Slowly the plane’s defroster began to clear a spot on the windshield. With only limited vision, Wally calmly set the PA-28 down on the Waterville runway without incident. The paramedics were waiting to rush Barb to the local hospital, but when the plane’s door opened on the tarmac, she had no discernable blood pressure or pulse.
The EMT’s worked quickly to stabilize their patient, with one EMT actually working from on top of the wing. Finally they were able to get an IV in place. Slowly and carefully they removed Barb from the plane.
Once at the hospital, Barb’s condition improved dramatically, so much so, that the following day she was transferred back to the hospital in Jackman and reunited with her husband John and her newborn son Justin.
As for Wally, now in his late 80s, he’s still flying.
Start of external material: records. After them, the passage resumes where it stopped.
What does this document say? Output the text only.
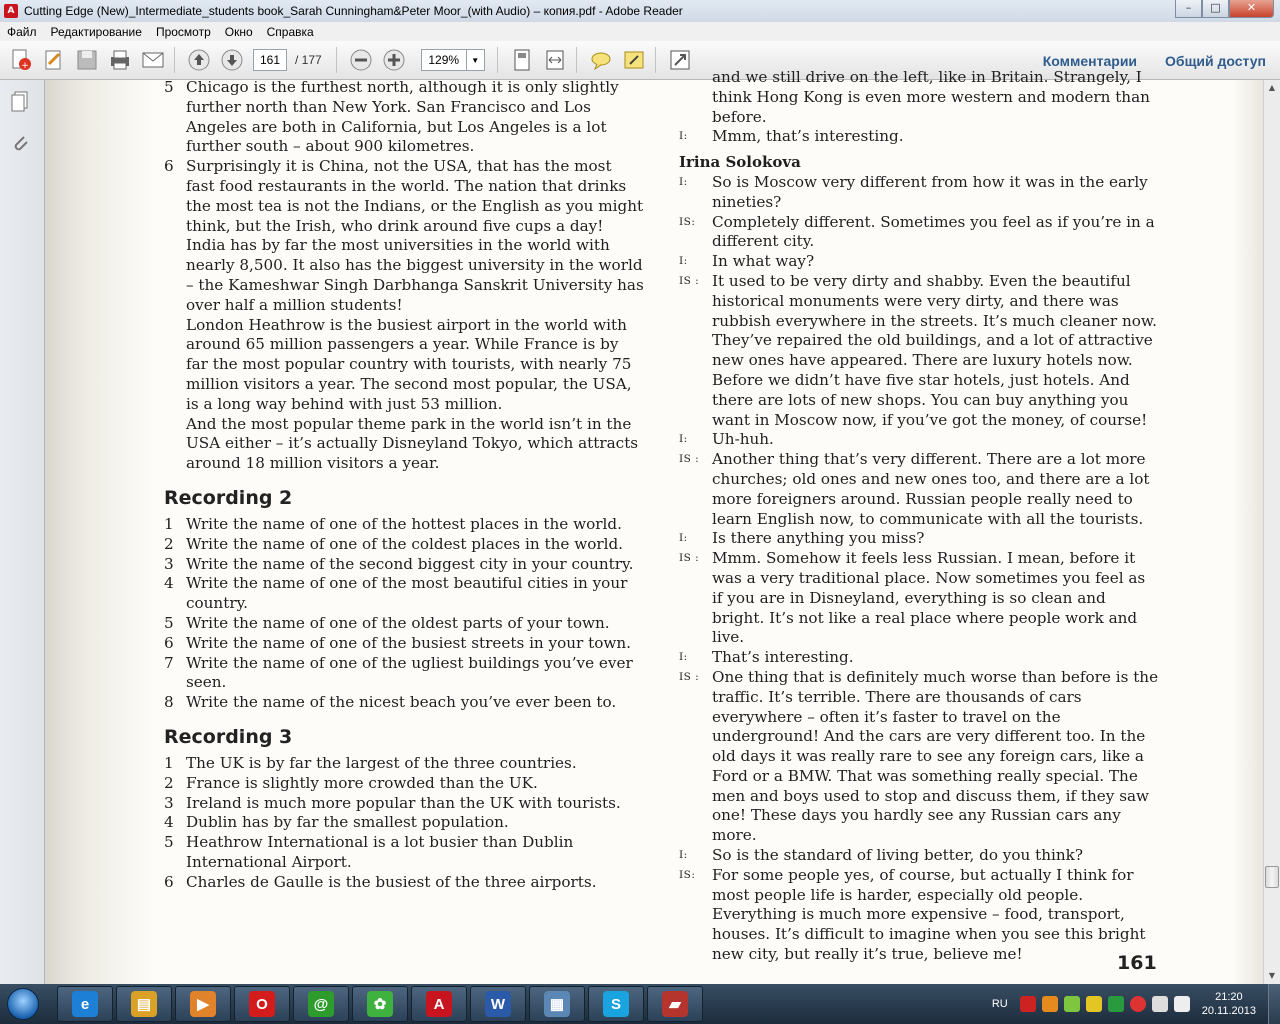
A Cutting Edge (New)_Intermediate_students book_Sarah Cunningham&Peter Moor_(with Audio) – копия.pdf - Adobe Reader	–	□	✕
Файл	Редактирование	Просмотр	Окно	Справка
+	161	/ 177	129%	▼	Комментарии Общий доступ
5 Chicago is the furthest north, although it is only slightly further north than New York. San Francisco and Los Angeles are both in California, but Los Angeles is a lot further south – about 900 kilometres.
6 Surprisingly it is China, not the USA, that has the most fast food restaurants in the world. The nation that drinks the most tea is not the Indians, or the English as you might think, but the Irish, who drink around five cups a day!
India has by far the most universities in the world with nearly 8,500. It also has the biggest university in the world – the Kameshwar Singh Darbhanga Sanskrit University has over half a million students!
London Heathrow is the busiest airport in the world with around 65 million passengers a year. While France is by far the most popular country with tourists, with nearly 75 million visitors a year. The second most popular, the USA, is a long way behind with just 53 million.
And the most popular theme park in the world isn’t in the USA either – it’s actually Disneyland Tokyo, which attracts around 18 million visitors a year.
Recording 2
1 Write the name of one of the hottest places in the world.
2 Write the name of one of the coldest places in the world.
3 Write the name of the second biggest city in your country.
4 Write the name of one of the most beautiful cities in your country.
5 Write the name of one of the oldest parts of your town.
6 Write the name of one of the busiest streets in your town.
7 Write the name of one of the ugliest buildings you’ve ever seen.
8 Write the name of the nicest beach you’ve ever been to.
Recording 3
1 The UK is by far the largest of the three countries.
2 France is slightly more crowded than the UK.
3 Ireland is much more popular than the UK with tourists.
4 Dublin has by far the smallest population.
5 Heathrow International is a lot busier than Dublin International Airport.
6 Charles de Gaulle is the busiest of the three airports.
and we still drive on the left, like in Britain. Strangely, I think Hong Kong is even more western and modern than before.
I: Mmm, that’s interesting.
Irina Solokova
I: So is Moscow very different from how it was in the early nineties?
IS: Completely different. Sometimes you feel as if you’re in a different city.
I: In what way?
IS : It used to be very dirty and shabby. Even the beautiful historical monuments were very dirty, and there was rubbish everywhere in the streets. It’s much cleaner now. They’ve repaired the old buildings, and a lot of attractive new ones have appeared. There are luxury hotels now. Before we didn’t have five star hotels, just hotels. And there are lots of new shops. You can buy anything you want in Moscow now, if you’ve got the money, of course!
I: Uh-huh.
IS : Another thing that’s very different. There are a lot more churches; old ones and new ones too, and there are a lot more foreigners around. Russian people really need to learn English now, to communicate with all the tourists.
I: Is there anything you miss?
IS : Mmm. Somehow it feels less Russian. I mean, before it was a very traditional place. Now sometimes you feel as if you are in Disneyland, everything is so clean and bright. It’s not like a real place where people work and live.
I: That’s interesting.
IS : One thing that is definitely much worse than before is the traffic. It’s terrible. There are thousands of cars everywhere – often it’s faster to travel on the underground! And the cars are very different too. In the old days it was really rare to see any foreign cars, like a Ford or a BMW. That was something really special. The men and boys used to stop and discuss them, if they saw one! These days you hardly see any Russian cars any more.
I: So is the standard of living better, do you think?
IS: For some people yes, of course, but actually I think for most people life is harder, especially old people. Everything is much more expensive – food, transport, houses. It’s difficult to imagine when you see this bright new city, but really it’s true, believe me!	161
▲
▼
e	▤	▶	O	@	✿	A	W	▦	S	▰	RU
21:20
20.11.2013
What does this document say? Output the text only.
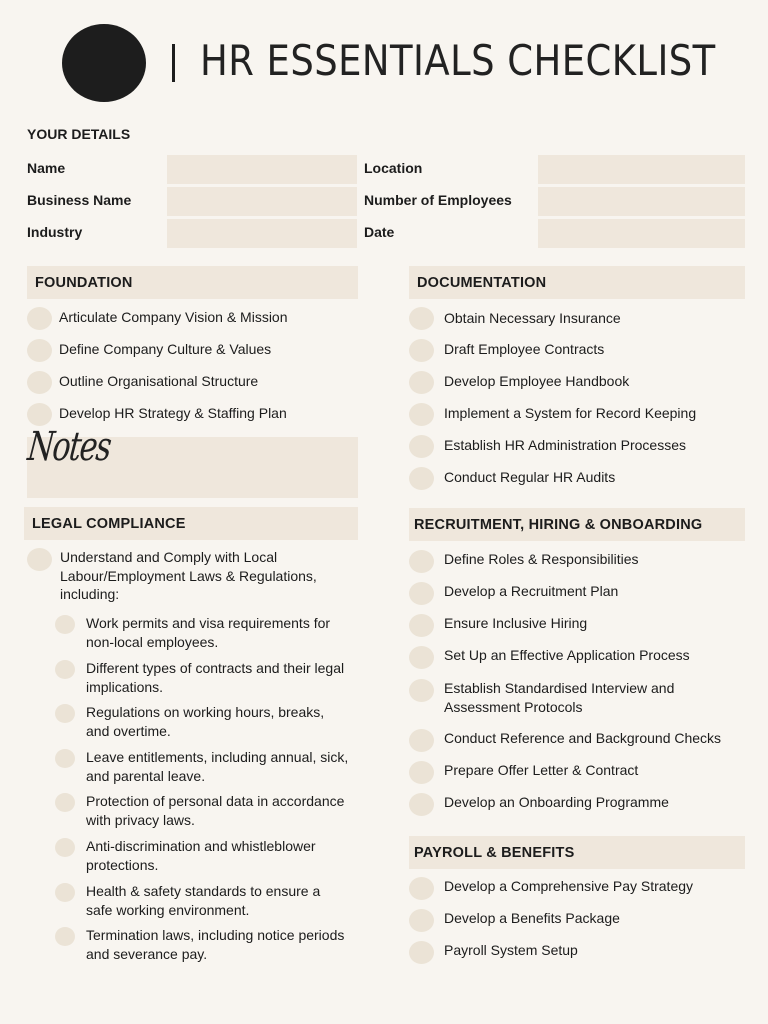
HR ESSENTIALS CHECKLIST
YOUR DETAILS
Name
Business Name
Industry
Location
Number of Employees
Date
FOUNDATION
Articulate Company Vision & Mission
Define Company Culture & Values
Outline Organisational Structure
Develop HR Strategy & Staffing Plan
Notes
LEGAL COMPLIANCE
Understand and Comply with Local Labour/Employment Laws & Regulations, including:
Work permits and visa requirements for non-local employees.
Different types of contracts and their legal implications.
Regulations on working hours, breaks, and overtime.
Leave entitlements, including annual, sick, and parental leave.
Protection of personal data in accordance with privacy laws.
Anti-discrimination and whistleblower protections.
Health & safety standards to ensure a safe working environment.
Termination laws, including notice periods and severance pay.
DOCUMENTATION
Obtain Necessary Insurance
Draft Employee Contracts
Develop Employee Handbook
Implement a System for Record Keeping
Establish HR Administration Processes
Conduct Regular HR Audits
RECRUITMENT, HIRING & ONBOARDING
Define Roles & Responsibilities
Develop a Recruitment Plan
Ensure Inclusive Hiring
Set Up an Effective Application Process
Establish Standardised Interview and Assessment Protocols
Conduct Reference and Background Checks
Prepare Offer Letter & Contract
Develop an Onboarding Programme
PAYROLL & BENEFITS
Develop a Comprehensive Pay Strategy
Develop a Benefits Package
Payroll System Setup
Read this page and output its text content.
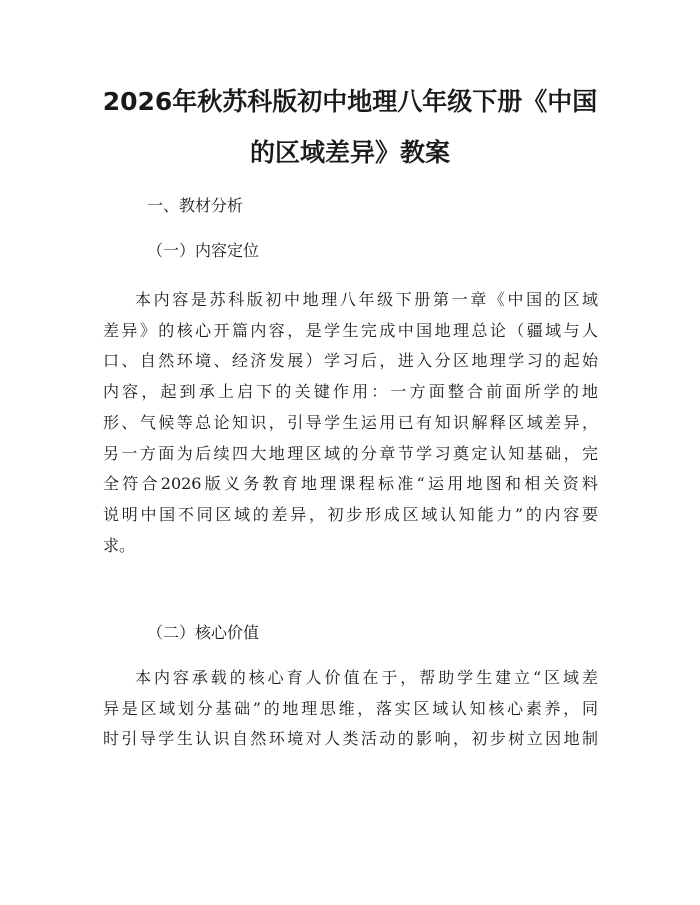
2026年秋苏科版初中地理八年级下册《中国
的区域差异》教案

一、教材分析

（一）内容定位

本内容是苏科版初中地理八年级下册第一章《中国的区域
差异》的核心开篇内容，是学生完成中国地理总论（疆域与人
口、自然环境、经济发展）学习后，进入分区地理学习的起始
内容，起到承上启下的关键作用：一方面整合前面所学的地
形、气候等总论知识，引导学生运用已有知识解释区域差异，
另一方面为后续四大地理区域的分章节学习奠定认知基础，完
全符合2026版义务教育地理课程标准“运用地图和相关资料
说明中国不同区域的差异，初步形成区域认知能力”的内容要
求。

（二）核心价值

本内容承载的核心育人价值在于，帮助学生建立“区域差
异是区域划分基础”的地理思维，落实区域认知核心素养，同
时引导学生认识自然环境对人类活动的影响，初步树立因地制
He still enjoys flight instructing, and is still very active in airport activities.
He is knowledgeable in flying many different aircraft and is often asked for advice, or to accompany another pilot on a flight. His 40-plus years of devotion to aviation and service to the Jackman community is the reason the airport has grown and prospered.
As for that fateful Christmas Eve trip to Waterville, Wally will tell you with a slight smile, “It was routine, just routine.”
But, he adds, “if I had a choice between skill and luck, I would pick luck every time!”